Bright is not the only company to feel left out by DOE EV funding. California-based startup companies have also complained that they've been shut out. In a normal economy this probably wouldn't matter, because EVs are like the Internet startups of the 21st century and would naturally attract willing investors. But this is not a normal economy, and the DOE's purse is the only one open for business right now.
INDIANAPOLIS, INDIANA--John Waters, President of Bright Automotive, stops the car in an industrial pocket of Indianapolis and gestures at a nondescript building. "Right there is where we built the batteries for the General Motors EV-1 battery car. In that building, we tested the first large-format lithium-ion batteries that were used on the Segway.

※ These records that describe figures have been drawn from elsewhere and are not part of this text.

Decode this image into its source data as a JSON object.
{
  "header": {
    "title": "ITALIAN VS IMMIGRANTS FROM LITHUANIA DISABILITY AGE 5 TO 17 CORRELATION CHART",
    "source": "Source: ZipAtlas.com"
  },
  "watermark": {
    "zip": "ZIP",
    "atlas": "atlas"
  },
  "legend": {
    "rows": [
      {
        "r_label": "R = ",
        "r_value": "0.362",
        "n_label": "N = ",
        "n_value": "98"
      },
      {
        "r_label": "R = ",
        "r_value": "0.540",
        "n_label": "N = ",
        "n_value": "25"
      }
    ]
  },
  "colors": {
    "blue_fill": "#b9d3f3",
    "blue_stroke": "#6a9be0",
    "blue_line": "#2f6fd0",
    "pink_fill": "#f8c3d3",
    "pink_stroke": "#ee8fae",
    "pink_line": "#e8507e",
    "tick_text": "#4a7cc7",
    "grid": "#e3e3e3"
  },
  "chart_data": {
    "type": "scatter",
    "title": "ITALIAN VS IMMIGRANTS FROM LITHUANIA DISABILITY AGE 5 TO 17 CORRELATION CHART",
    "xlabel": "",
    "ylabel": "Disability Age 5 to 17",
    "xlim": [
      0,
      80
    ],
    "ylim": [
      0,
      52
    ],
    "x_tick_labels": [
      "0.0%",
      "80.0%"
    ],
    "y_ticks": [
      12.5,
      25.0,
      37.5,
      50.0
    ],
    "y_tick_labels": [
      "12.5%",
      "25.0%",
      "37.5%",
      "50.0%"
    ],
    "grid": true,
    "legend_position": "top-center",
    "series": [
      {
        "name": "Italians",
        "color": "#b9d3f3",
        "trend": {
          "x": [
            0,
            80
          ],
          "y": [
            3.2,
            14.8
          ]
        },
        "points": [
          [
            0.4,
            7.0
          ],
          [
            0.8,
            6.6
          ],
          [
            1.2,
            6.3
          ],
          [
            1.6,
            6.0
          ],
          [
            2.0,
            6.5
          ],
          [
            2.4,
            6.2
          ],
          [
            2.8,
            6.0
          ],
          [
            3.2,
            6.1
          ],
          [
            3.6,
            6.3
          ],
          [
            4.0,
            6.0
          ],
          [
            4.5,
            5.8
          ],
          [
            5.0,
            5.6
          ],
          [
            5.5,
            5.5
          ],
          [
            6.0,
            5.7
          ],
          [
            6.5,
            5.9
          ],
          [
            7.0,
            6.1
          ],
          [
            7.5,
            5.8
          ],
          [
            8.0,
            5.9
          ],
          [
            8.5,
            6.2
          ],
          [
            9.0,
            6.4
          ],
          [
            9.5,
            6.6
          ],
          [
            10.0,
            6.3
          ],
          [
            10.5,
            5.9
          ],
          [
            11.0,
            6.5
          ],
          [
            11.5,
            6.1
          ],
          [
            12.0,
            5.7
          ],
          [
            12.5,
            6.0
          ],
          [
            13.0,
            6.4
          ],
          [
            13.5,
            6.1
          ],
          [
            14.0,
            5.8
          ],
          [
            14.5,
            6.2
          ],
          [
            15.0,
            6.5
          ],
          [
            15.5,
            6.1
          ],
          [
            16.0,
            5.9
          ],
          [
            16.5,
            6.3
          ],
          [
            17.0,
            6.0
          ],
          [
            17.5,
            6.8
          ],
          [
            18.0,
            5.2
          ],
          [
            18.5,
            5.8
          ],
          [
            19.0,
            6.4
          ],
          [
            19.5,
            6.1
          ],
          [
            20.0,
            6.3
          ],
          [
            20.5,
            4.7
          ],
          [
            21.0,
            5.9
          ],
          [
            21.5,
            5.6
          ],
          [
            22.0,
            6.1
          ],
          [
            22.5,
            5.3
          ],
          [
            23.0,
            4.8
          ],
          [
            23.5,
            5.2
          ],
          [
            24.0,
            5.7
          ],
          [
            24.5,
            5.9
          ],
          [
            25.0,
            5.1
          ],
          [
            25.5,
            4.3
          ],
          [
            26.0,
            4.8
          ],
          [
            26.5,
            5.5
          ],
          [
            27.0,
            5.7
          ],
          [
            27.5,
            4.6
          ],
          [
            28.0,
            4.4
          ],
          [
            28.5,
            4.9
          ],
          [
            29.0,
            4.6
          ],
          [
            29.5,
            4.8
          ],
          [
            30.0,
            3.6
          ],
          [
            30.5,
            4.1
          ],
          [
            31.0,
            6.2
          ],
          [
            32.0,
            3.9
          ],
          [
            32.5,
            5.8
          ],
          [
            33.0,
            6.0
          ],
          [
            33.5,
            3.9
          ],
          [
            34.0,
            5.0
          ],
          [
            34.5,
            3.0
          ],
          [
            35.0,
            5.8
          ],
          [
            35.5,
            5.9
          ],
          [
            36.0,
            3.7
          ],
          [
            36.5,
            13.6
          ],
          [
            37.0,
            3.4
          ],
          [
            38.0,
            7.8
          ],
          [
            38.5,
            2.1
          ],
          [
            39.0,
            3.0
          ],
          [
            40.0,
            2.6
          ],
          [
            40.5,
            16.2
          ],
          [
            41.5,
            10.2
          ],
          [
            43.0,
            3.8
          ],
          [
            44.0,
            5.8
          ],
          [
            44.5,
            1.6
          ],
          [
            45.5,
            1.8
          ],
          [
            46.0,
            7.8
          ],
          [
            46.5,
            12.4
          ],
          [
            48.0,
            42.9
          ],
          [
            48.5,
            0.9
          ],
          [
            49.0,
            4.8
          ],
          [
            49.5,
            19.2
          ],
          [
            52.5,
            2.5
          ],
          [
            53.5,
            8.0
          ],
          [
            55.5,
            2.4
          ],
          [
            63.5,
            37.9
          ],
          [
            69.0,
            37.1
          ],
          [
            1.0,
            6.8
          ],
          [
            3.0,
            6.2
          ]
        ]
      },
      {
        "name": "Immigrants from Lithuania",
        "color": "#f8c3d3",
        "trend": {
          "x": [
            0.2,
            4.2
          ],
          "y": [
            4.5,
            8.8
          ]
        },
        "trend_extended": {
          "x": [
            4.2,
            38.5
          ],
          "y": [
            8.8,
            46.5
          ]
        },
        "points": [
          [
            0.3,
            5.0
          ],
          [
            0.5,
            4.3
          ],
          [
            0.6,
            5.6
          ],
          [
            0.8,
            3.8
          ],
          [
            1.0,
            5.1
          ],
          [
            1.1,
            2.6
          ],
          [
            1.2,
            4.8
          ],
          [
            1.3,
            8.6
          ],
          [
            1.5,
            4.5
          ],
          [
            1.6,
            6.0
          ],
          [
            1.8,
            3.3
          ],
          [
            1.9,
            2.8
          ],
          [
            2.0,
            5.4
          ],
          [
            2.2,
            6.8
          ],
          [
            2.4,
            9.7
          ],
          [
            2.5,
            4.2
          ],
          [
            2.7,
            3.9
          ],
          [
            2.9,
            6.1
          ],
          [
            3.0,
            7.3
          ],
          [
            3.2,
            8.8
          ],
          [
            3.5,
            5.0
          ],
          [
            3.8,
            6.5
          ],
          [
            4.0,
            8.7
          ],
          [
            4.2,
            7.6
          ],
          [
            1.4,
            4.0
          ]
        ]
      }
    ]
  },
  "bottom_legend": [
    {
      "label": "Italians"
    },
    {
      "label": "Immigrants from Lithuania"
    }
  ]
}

And over there, we electrified anything with wheels on it: sports cars, trucks, golf carts."Anderson, Indiana is 20 miles east of Indianapolis. At one time it had 28,000 General Motors employees, but now many of those buildings are razed. The action today--and Waters and his company are in the thick of it--surrounds battery cars and plug-in hybrids. Waters was a founder of battery maker EnerDel, and that company has a factory here supplying Fisker (plug-in hybrids), Think (battery cars) and others. GM still does battery work here, and also created fleets of GM/Allison hybrid-electric buses.
But not far from GM's facilities is a business incubator named Flagship Enterprise Center, and it is on that gleaming campus that Bright built the Idea, a plug-in hybrid commercial van that could be operated for 41 to 43 cents per mile. The all-aluminum van, with 40 miles of all-electric range and a cavernous rear compartment capable of carrying a flat sheet of plywood, is beautifully finished and drove very well indeed in a short test ride. But there is only the one prototype. And here it is on video: The Idea has drawn interest from a variety of commercial customers, including Frito-Lay, Coca-Cola and FedEx, but before it can make sales Bright has to raise capital for final testing and to build manufacturing capacity.

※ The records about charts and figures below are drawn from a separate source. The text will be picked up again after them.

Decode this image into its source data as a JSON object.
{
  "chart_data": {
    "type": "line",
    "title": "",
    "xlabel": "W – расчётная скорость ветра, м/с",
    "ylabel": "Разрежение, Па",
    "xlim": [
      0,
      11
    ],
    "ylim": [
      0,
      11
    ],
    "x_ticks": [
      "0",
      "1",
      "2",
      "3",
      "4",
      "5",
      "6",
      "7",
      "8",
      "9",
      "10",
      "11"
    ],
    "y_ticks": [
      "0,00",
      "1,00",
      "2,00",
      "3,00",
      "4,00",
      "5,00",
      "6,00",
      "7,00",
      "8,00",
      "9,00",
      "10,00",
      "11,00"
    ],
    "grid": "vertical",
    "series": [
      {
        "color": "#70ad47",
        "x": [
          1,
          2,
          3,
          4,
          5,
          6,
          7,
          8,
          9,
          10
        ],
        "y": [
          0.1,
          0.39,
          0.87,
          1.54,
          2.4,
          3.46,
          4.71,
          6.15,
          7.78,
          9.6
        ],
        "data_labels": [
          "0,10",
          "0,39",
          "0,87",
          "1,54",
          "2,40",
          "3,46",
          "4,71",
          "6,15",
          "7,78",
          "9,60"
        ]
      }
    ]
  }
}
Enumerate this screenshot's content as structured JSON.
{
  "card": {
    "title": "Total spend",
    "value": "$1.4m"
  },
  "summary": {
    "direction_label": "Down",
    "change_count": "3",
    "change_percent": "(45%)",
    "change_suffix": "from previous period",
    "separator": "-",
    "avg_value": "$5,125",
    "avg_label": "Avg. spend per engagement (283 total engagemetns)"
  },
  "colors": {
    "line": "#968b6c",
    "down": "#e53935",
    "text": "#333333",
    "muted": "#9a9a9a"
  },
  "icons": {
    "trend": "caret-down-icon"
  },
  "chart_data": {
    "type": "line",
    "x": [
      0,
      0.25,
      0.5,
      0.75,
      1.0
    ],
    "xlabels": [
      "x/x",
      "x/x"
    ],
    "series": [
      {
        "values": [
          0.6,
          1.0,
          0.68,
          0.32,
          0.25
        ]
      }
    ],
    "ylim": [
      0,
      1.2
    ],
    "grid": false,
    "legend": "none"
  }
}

That capital is, increasingly, available from foreign partners. Waters showed me an intricately carved box, a gift from Chinese visitors interested in a $500 million joint venture. Other foreign investors have also come forward, said Waters, who is enough of a patriot to prefer building the Idea in the U.S.
But that may be difficult. Private capital has been hard to raise in the current climate, and the Department of Energy's $25 billion Advanced Technology Vehicles Manufacturing loan program has funded EV startups Fisker and Tesla, but not Bright. Some $8 billion has been awarded, and there's at least $15 billion to come, but much of that could end up with General Motors or Chrysler (shut out of the first round because they were in bankruptcy). This gets Waters agitated.

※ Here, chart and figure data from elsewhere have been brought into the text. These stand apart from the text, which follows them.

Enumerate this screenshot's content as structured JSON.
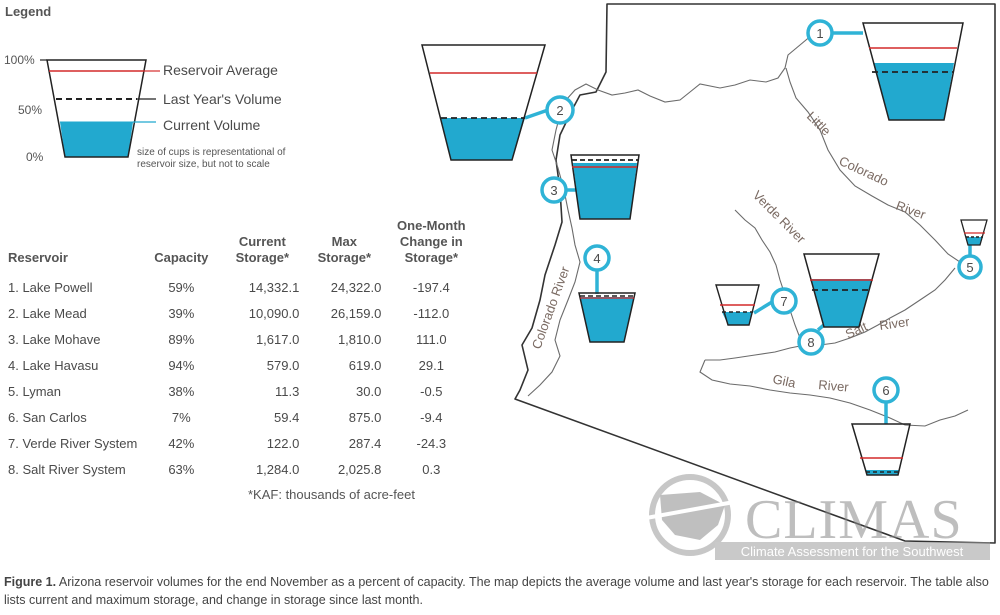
{
  "legend": {
    "title": "Legend",
    "pct_100": "100%",
    "pct_50": "50%",
    "pct_0": "0%",
    "reservoir_average": "Reservoir Average",
    "last_year": "Last Year's Volume",
    "current": "Current Volume",
    "note_line1": "size of cups is representational of",
    "note_line2": "reservoir size, but not to scale"
  },
  "table": {
    "headers": {
      "reservoir": "Reservoir",
      "capacity": "Capacity",
      "current_1": "Current",
      "current_2": "Storage*",
      "max_1": "Max",
      "max_2": "Storage*",
      "change_1": "One-Month",
      "change_2": "Change in",
      "change_3": "Storage*"
    },
    "rows": [
      {
        "name": "1. Lake Powell",
        "capacity": "59%",
        "current": "14,332.1",
        "max": "24,322.0",
        "change": "-197.4"
      },
      {
        "name": "2. Lake Mead",
        "capacity": "39%",
        "current": "10,090.0",
        "max": "26,159.0",
        "change": "-112.0"
      },
      {
        "name": "3. Lake Mohave",
        "capacity": "89%",
        "current": "1,617.0",
        "max": "1,810.0",
        "change": "111.0"
      },
      {
        "name": "4. Lake Havasu",
        "capacity": "94%",
        "current": "579.0",
        "max": "619.0",
        "change": "29.1"
      },
      {
        "name": "5. Lyman",
        "capacity": "38%",
        "current": "11.3",
        "max": "30.0",
        "change": "-0.5"
      },
      {
        "name": "6. San Carlos",
        "capacity": "7%",
        "current": "59.4",
        "max": "875.0",
        "change": "-9.4"
      },
      {
        "name": "7. Verde River System",
        "capacity": "42%",
        "current": "122.0",
        "max": "287.4",
        "change": "-24.3"
      },
      {
        "name": "8. Salt River System",
        "capacity": "63%",
        "current": "1,284.0",
        "max": "2,025.8",
        "change": "0.3"
      }
    ],
    "footnote": "*KAF: thousands of acre-feet"
  },
  "map": {
    "rivers": {
      "little": "Little",
      "colorado_upper": "Colorado",
      "river_upper": "River",
      "verde": "Verde River",
      "colorado_left": "Colorado River",
      "salt": "Salt",
      "salt_river": "River",
      "gila": "Gila",
      "gila_river": "River"
    },
    "markers": [
      "1",
      "2",
      "3",
      "4",
      "5",
      "6",
      "7",
      "8"
    ]
  },
  "logo": {
    "name": "CLIMAS",
    "tagline": "Climate Assessment for the Southwest"
  },
  "caption": {
    "figure_label": "Figure 1.",
    "text": " Arizona reservoir volumes for the end November as a percent of capacity. The map depicts the average volume and last year's storage for each reservoir. The table also lists current and maximum storage, and change in storage since last month."
  },
  "colors": {
    "water": "#22a9cf",
    "average_line": "#d42a2a",
    "marker": "#2fb3d6",
    "map_border": "#333333",
    "river": "#6b6b6b",
    "river_label": "#7a6a62"
  }
}
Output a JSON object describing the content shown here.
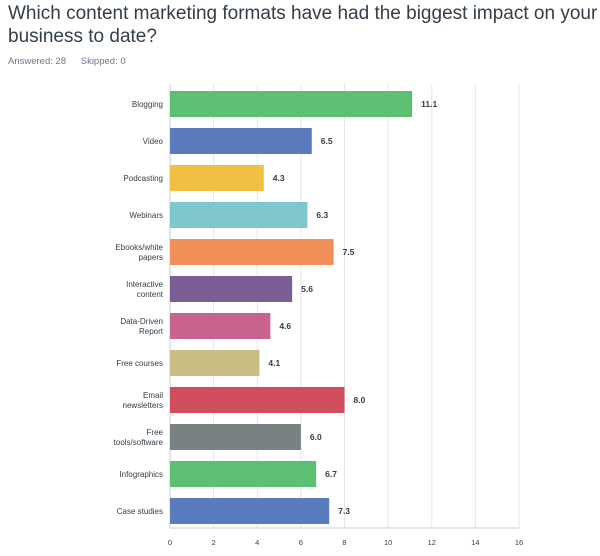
{
  "survey": {
    "question": "Which content marketing formats have had the biggest impact on your business to date?",
    "answered_label": "Answered: 28",
    "skipped_label": "Skipped: 0"
  },
  "chart_data": {
    "type": "bar",
    "orientation": "horizontal",
    "categories": [
      "Blogging",
      "Video",
      "Podcasting",
      "Webinars",
      "Ebooks/white papers",
      "Interactive content",
      "Data-Driven Report",
      "Free courses",
      "Email newsletters",
      "Free tools/software",
      "Infographics",
      "Case studies"
    ],
    "category_lines": [
      [
        "Blogging"
      ],
      [
        "Video"
      ],
      [
        "Podcasting"
      ],
      [
        "Webinars"
      ],
      [
        "Ebooks/white",
        "papers"
      ],
      [
        "Interactive",
        "content"
      ],
      [
        "Data-Driven",
        "Report"
      ],
      [
        "Free courses"
      ],
      [
        "Email",
        "newsletters"
      ],
      [
        "Free",
        "tools/software"
      ],
      [
        "Infographics"
      ],
      [
        "Case studies"
      ]
    ],
    "values": [
      11.1,
      6.5,
      4.3,
      6.3,
      7.5,
      5.6,
      4.6,
      4.1,
      8.0,
      6.0,
      6.7,
      7.3
    ],
    "value_labels": [
      "11.1",
      "6.5",
      "4.3",
      "6.3",
      "7.5",
      "5.6",
      "4.6",
      "4.1",
      "8.0",
      "6.0",
      "6.7",
      "7.3"
    ],
    "colors": [
      "#5cbf72",
      "#5a7bbd",
      "#f1c042",
      "#7ec7cc",
      "#f28f58",
      "#7a5e95",
      "#c7638e",
      "#c9bd83",
      "#d04e5c",
      "#7a8183",
      "#5cbf72",
      "#5a7bbd"
    ],
    "xlim": [
      0,
      16
    ],
    "xticks": [
      0,
      2,
      4,
      6,
      8,
      10,
      12,
      14,
      16
    ],
    "grid": true,
    "title": "",
    "xlabel": "",
    "ylabel": ""
  }
}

"I believe we have a solid business plan, solid investors, solid solutions," Waters said. "But our funding in the U.S. has been delayed while other countries are wooing us. We've held out, but now we're returning their calls. We're losing faith in Capitol Hill." Bright is helping make ends meet with an engineering consulting and services division that is converting gas vehicles to plug-in hybrids and EVs.
Bright is not the only company to feel left out by DOE EV funding. California-based startup companies have also complained that they've been shut out. In a normal economy this probably wouldn't matter, because EVs are like the Internet startups of the 21st century and would naturally attract willing investors. But this is not a normal economy, and the DOE's purse is the only one open for business right now.